A DNA probe complementary to a target sequence is labelled with a fluorophore (directly or via a reporter molecule). The target chromosomal DNA on a slide and the probe are denatured to single strands and then allowed to anneal, so the probe hybridizes to its complementary sequence in place. After unbound probe is washed away, the bound signal is visualised by fluorescence microscopy. Different probe designs serve different purposes: locus-specific probes detect or confirm gains, losses, or rearrangements at a defined gene or region; centromeric probes count copies of a given chromosome (enumeration of aneuploidy); and whole-chromosome paint probes label an entire chromosome to characterise complex rearrangements. Because hybridization does not require dividing cells, FISH can be performed on interphase nuclei, extending analysis to tissues and samples in which metaphase preparations are difficult to obtain.

Clinical relevance

FISH is used to confirm or exclude specific microdeletion and microduplication conditions, to enumerate aneuploidies, and to detect defined rearrangements such as those characterising certain cancers. It complements karyotyping by adding targeted, high-sensitivity detection, including in interphase cells.

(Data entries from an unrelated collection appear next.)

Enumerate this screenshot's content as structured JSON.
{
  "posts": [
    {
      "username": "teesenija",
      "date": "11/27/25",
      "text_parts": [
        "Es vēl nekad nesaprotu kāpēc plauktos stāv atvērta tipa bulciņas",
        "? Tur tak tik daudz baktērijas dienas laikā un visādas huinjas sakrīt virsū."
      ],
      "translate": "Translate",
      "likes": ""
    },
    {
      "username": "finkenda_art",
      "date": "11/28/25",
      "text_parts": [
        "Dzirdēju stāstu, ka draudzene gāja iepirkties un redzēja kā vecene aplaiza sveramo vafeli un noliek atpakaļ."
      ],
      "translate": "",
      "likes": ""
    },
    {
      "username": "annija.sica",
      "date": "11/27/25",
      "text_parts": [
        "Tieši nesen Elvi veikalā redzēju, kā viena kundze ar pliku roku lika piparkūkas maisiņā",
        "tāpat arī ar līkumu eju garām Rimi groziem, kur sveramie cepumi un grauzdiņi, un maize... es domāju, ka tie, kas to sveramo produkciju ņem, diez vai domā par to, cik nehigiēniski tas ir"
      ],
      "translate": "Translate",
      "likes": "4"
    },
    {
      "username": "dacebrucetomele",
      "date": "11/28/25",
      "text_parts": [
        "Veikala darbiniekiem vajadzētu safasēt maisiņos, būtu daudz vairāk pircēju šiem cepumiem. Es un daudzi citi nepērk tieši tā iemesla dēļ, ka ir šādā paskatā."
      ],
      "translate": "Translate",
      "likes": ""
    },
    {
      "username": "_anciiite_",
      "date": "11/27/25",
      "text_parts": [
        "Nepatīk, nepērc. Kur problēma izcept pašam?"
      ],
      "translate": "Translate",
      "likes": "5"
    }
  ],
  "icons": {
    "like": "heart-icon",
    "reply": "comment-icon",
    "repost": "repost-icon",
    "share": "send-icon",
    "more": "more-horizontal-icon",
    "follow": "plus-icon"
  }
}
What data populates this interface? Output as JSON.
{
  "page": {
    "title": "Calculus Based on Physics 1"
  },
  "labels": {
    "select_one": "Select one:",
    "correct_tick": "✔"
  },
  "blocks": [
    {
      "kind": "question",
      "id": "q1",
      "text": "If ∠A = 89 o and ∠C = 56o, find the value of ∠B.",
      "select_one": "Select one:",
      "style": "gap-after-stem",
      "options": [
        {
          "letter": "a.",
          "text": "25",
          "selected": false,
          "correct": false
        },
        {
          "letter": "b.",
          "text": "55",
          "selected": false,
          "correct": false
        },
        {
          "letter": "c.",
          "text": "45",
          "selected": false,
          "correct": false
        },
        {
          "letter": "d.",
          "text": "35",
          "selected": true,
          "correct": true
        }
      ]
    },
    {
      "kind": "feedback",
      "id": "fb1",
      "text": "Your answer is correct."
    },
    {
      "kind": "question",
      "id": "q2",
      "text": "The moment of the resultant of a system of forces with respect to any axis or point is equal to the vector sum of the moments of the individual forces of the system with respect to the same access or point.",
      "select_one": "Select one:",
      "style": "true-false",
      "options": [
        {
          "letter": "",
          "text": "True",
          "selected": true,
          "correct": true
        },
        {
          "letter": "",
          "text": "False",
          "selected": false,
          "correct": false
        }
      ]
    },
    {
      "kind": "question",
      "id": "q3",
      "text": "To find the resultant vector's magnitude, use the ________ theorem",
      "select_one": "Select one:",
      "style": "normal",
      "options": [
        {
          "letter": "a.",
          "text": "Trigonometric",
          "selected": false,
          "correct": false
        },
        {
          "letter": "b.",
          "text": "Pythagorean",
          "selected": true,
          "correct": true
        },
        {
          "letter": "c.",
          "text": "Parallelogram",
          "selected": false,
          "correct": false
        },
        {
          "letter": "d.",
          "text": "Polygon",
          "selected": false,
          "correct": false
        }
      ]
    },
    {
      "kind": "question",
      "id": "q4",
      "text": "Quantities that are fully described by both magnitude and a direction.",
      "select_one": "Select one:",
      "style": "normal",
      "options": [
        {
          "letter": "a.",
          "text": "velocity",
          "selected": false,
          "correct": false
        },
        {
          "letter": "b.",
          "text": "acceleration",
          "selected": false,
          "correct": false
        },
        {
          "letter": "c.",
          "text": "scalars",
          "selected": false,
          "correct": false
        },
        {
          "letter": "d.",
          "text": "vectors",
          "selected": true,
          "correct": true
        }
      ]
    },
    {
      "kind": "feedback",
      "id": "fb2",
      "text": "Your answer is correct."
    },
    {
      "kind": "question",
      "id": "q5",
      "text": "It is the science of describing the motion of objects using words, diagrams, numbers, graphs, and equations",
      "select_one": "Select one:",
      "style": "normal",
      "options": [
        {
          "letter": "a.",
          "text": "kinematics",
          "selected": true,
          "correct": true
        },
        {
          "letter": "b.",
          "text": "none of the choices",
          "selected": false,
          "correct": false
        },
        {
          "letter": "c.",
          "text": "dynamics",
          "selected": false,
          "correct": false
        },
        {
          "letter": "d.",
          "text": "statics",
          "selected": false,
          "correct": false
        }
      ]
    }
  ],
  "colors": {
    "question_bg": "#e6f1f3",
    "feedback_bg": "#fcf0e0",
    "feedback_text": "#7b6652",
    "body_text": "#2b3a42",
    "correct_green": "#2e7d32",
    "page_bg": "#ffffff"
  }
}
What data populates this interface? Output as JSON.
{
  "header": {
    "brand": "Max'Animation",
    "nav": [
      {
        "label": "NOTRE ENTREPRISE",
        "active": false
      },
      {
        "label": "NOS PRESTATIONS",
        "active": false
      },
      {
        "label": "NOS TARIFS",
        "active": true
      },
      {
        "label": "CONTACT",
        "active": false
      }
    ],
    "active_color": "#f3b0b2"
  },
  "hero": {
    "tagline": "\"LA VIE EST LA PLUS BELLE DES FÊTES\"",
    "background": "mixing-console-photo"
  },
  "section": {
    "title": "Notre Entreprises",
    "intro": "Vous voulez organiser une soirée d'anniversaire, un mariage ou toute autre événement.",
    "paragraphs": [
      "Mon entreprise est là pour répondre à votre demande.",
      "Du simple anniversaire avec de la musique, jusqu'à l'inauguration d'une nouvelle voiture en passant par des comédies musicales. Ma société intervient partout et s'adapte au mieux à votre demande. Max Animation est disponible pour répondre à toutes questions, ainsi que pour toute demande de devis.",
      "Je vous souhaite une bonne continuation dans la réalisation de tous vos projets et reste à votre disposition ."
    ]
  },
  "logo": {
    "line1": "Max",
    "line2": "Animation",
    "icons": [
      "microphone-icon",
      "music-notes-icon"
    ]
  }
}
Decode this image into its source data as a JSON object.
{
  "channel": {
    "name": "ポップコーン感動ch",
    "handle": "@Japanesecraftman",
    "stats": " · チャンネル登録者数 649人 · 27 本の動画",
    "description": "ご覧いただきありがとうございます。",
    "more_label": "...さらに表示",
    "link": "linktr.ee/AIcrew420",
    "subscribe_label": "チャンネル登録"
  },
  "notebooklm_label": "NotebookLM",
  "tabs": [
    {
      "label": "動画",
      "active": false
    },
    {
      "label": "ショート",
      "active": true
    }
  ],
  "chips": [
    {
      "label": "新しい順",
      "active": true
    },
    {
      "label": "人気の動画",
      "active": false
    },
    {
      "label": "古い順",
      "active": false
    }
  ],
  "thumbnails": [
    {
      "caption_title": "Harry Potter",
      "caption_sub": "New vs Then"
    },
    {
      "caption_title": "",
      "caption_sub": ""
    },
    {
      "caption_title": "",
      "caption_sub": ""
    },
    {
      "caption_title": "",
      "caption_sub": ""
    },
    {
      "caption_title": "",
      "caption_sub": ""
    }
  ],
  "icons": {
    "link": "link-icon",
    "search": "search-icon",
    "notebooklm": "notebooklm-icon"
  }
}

This entry describes how FISH findings are generated; it is not a basis for individual diagnostic or treatment decisions.

Evidence & guidelines

FISH findings are described within the International System for Human Cytogenomic Nomenclature (ISCN), which includes notation for probe signals and hybridization results.

History

In situ hybridization was first developed with radioactive probes in the late 1960s. The shift to fluorescent detection, demonstrated quantitatively by Pinkel, Straume, and Gray in 1986, gave a faster, safer, and multicolour-capable method and launched molecular cytogenetics. Subsequent probe designs and multicolour approaches extended FISH from single-locus detection toward simultaneous analysis of many targets, bridging classical cytogenetics and molecular genetics.

Key figures

  • Daniel Pinkel
  • Joe W. Gray
  • Michael Speicher
  • Nigel Carter

Related topics

Seminal works

  • pinkel-1986
  • speicher-carter-2005

Frequently asked questions

How is FISH different from karyotyping?
Karyotyping scans the whole genome at low resolution and reveals balanced rearrangements and ploidy, whereas FISH uses labelled probes to interrogate specific loci with high sensitivity, including in non-dividing interphase cells. They are complementary approaches.
Can FISH be performed without dividing cells?
Yes. Because hybridization does not depend on chromosome condensation, FISH can be applied to interphase nuclei, allowing analysis of samples from which metaphase chromosomes cannot easily be obtained.